In wake of Trump's election, Bevin administration says it will keep negotiating with Obama officials about Medicaid waiver request

Donald Trump and President Obama met Thursday.
(Photo: Michael Reynolds, European Pressphoto Agency)
By Al Cross
Kentucky Health News

The administration of Gov. Matt Bevin says it will continue negotiations with federal officials about its requested waiver of some Medicaid rules despite the election of Republican Donald Trump, who vowed in his campaign to "repeal Obamacare" but now says he will keep parts of it.

“Until changes occur at the federal level, the Bevin administration will continue to work within the confines of federal law as written,” said Doug Hogan, spokesman for the Kentucky Cabinet for Health and Family Services. “To that end, the Bevin administration will continue to negotiate in good faith with the U.S. Department of Health and Human Services."

It remains unclear what effect the election might have on HHS officials, who have often cited Kentucky as an Obamacare success story and might be motivated to preserve as much of it as possible. But the election may create a better negotiating position for the Republican governor, who has said he is ready to end his Democratic predecessor's expansion of Medicaid to about 440,000 people.

Bevin's waiver request asks for permission to require premiums to those with incomes below the poverty level and require work or training for able-bodied adults who aren't primary caregivers, both conditions that HHS Secretary Sylvia Burwell has said she would not approve.

Trump will take office Jan. 20. Hogan said that when things change at the federal level, "We will respond accordingly."

Bevin has said that the state cannot afford to have 1.32 million people, nearly 30 percent of its population, on Medicaid. His proposal says it "is expected to save taxpayers $2.2 billion over the five-year waiver period," by reducing enrollment in the program, but only $331 million of that would be state tax money, because the federal government covers the bulk of Medicaid costs.

The federal government is paying the full cost of the expanded Medicaid population through this year. Next year the state will be responsible for 5 percent, rising in annual steps to the federal health-reform law's limit of 10 percent in 2020. The state pays about 30 percent of the cost of traditional Medicaid participants.

Republicans have long proposed that Medicaid funding change to block grants, which would give the states certain amounts of money and more flexibility to write rules. That seems likely to be a part of any replacement of the 2010 Patient Protection and Affordable Care Act. But that will be a complicated task.

“It’s anybody’s guess what President Trump and a Republican Congress will do. Just repealing the Affordable Care Act is not a serious option unless they have something to replace it with,” former 6th District U.S. Rep. Ben Chandler, who voted against the law and now heads the Foundation for a Healthy Kentucky, told John Cheves of the Lexington Herald-Leader.

“The reality on the ground is that Gov. Bevin won his election in Kentucky and Donald Trump has now won his election nationally,” Chandler said. “It is incumbent on the rest of us to work with them in any way that we can to see that whatever they propose will hopefully make our people healthier.

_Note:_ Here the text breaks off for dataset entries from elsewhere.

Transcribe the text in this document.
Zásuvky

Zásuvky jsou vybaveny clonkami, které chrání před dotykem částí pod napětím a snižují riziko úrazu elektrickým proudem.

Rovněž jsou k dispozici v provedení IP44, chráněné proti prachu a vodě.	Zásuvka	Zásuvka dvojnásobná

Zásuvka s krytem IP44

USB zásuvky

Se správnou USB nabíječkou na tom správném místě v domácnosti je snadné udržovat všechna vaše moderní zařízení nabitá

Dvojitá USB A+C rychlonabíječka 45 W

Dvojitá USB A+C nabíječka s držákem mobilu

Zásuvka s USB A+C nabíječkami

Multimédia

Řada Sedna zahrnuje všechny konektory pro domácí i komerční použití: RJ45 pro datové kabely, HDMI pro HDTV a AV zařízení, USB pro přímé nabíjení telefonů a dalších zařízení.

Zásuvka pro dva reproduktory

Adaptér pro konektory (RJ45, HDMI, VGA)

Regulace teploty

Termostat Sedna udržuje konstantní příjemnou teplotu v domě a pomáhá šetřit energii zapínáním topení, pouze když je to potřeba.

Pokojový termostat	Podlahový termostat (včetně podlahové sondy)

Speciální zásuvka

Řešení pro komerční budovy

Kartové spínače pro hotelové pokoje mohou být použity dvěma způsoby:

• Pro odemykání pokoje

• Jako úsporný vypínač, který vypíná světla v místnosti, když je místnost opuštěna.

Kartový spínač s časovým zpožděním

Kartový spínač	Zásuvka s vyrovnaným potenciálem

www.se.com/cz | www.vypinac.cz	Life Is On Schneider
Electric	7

And I’ve got to believe that they want that same result.”

Trump reiterated Friday that he wants to keep the part of the law that prevents insurance companies for denying coverage because of pre-existing conditions. "But the insurance industry has long said it would have a hard time abiding by this rule unless virtually all Americans are required to have insurance," reports Amy Goldstein of The Washington Post.

Post business reporter and columnist Steven Pearlstein explains,  "To guarantee that people with pre-existing conditions can get affordable health insurance, you need to have rules requiring guaranteed issue and community rating," charging roughly the same prices in a geographical area. "To keep insurance companies in business because of guaranteed issue and community rating, you need to have an individual mandate" for everyone to buy insurance. "And because poor people can’t afford health insurance, you need subsidies. Combine all three, and what you have, in a nutshell, is ... Obamacare.

"Yes, it’s a bit more complicated than that, but not much. It’s possible to allow insurance companies charge twice or three times as much, to people who are older or sicker. You can let healthy people buy somewhat more bare-bones 'catastrophic' policies to satisfying their obligation under the individual mandate. You could even avoid community rating by sending sick people into 'high risk pools' where their premiums would be subsidized by a tax on everyone else’s health care premiums.

"But at the end of the day, once you decide that everyone, regardless of age or medical condition, should be able to buy health insurance at an affordable price, you have essentially bought into the idea that young and healthy people have an obligation to subsidize the older and sicker people in some fashion. And once you do that, it’s sort of inevitable you end up where every health reform plan has ended up since the days of Richard Nixon. You end up with some variation on Obamacare."